Under the new guidelines, which were hotly anticipated by the finance industry and cement plans announced in February, governments will be able to choose between using either a “reciprocal” agreement or a “non-reciprocal” agreement, the first of which is modelled on deals struck between the US and France, Germany, Italy, Spain, and the UK.
Both agreements will establish a framework for reporting by financial institutions of certain account information to their respective tax authorities, followed by automatic exchange of information under existing bilateral tax treaties or tax information exchange agreements.
The US government department said both versions will also address the legal issues that had been raised in connection with FATCA and will “simplify its implementation for financial institutions”.
The reciprocal version of the agreement, which is only open to those countries with an existing income tax treaty or tax information agreement, will also provide for the US to exchange information currently collected on accounts held in US financial institutions by residents of partner countries, and includes a policy commitment to pursue regulations and support legislation that would provide for equivalent levels of exchange by the United States.
US Treasury secretary Tim Geithner said: “Today’s announcement is an important milestone in our joint efforts to combat offshore tax evasion and make our tax systems more efficient and fair.
“This agreement implements FATCA in a way that is targeted and effective, while also providing a foundation for further international coordination. We appreciate that France, Germany, Italy, Spain and the United Kingdom were among the first jurisdictions to join us in this important effort and we look forward to quickly concluding bilateral agreements based on today’s model.”

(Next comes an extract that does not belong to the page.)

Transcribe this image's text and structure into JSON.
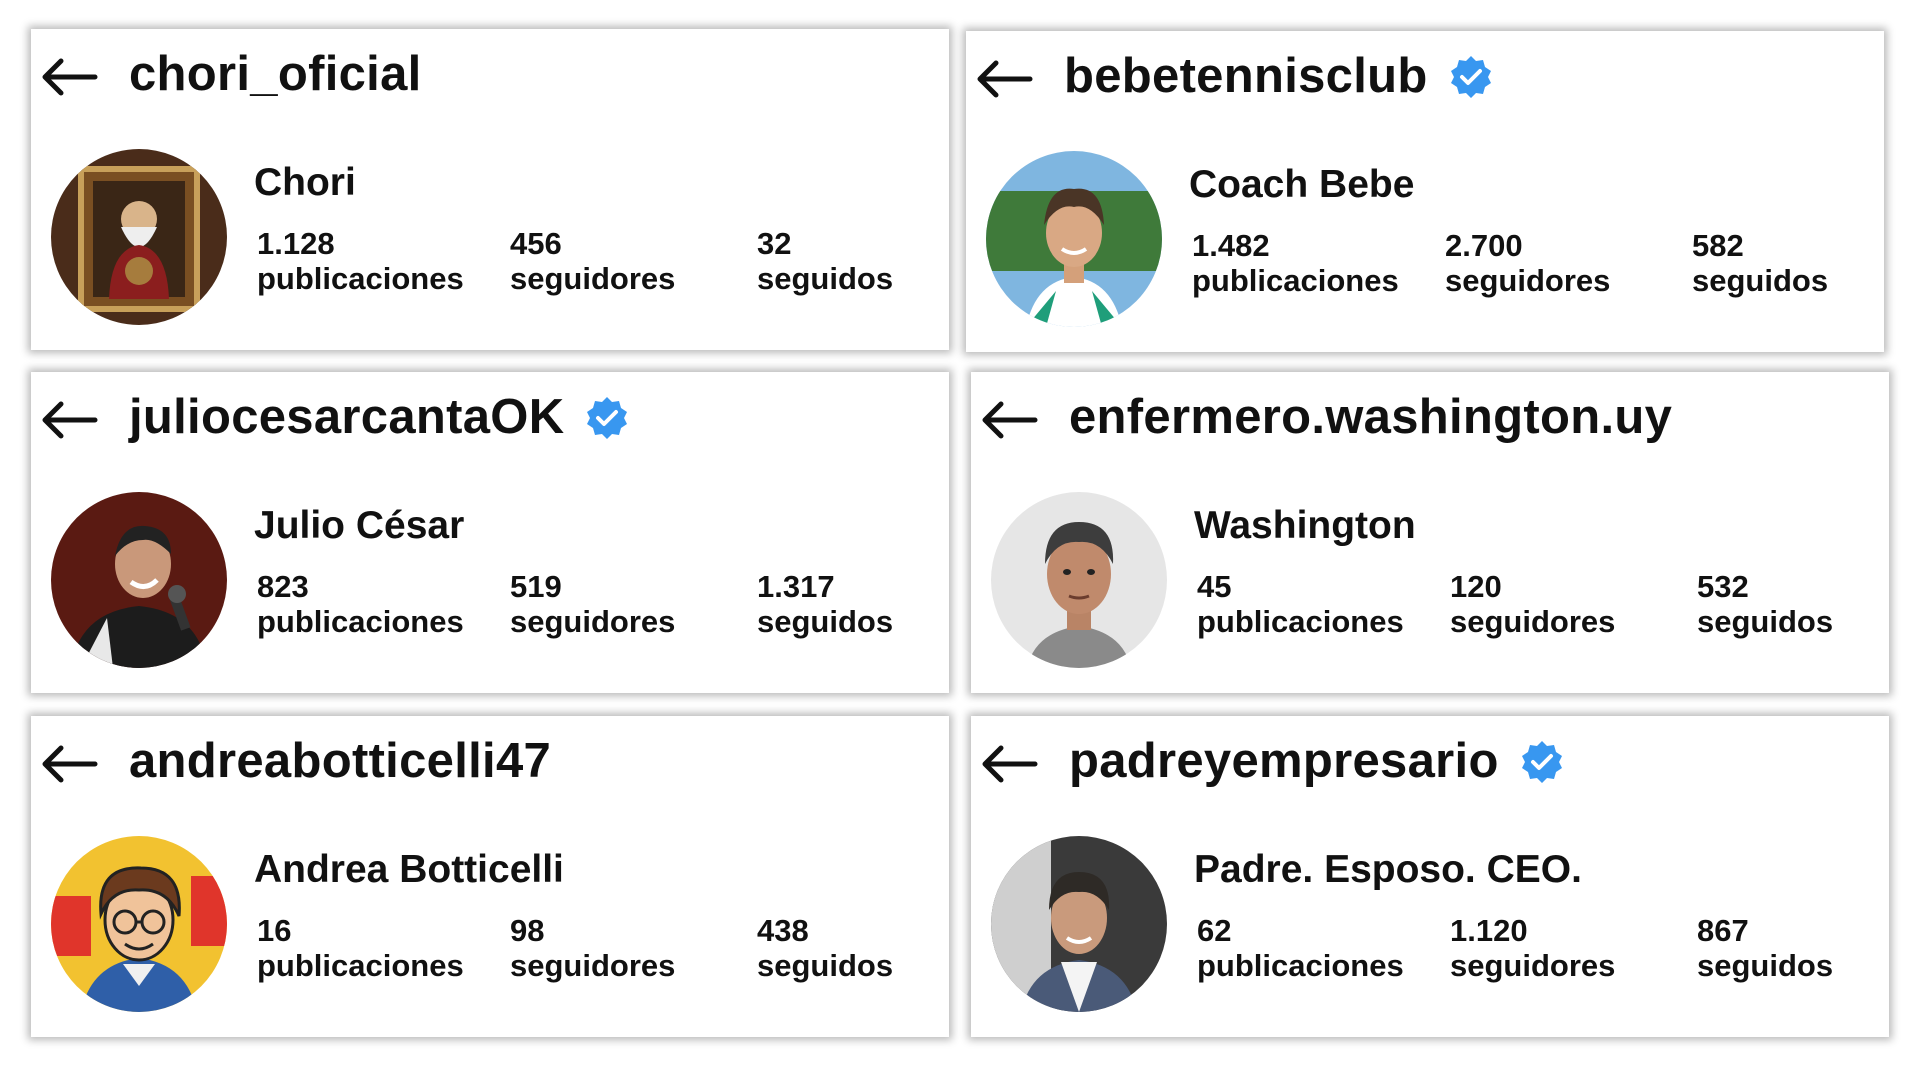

Neil Chadiwck, technical marketing manager at Royal London 360° said the rules do offer clarification in some areas, but said more will be needed from the respective domestic tax authorities.
“Any jurisdiction signing up to such an agreement is going to have to produce significant guidance for their FFIs and undertake a ‘reluctant compliance function’ to ensure buy in,” said Chadwick.
“It cannot be assumed that all organisations in a FATCA Partner jurisdiction will interpret the IRS guidance in exactly the same way.
“I still think there are a lot of areas which are ‘grey’ at best and some industries are going to need more help if it’s ever going to work properly.”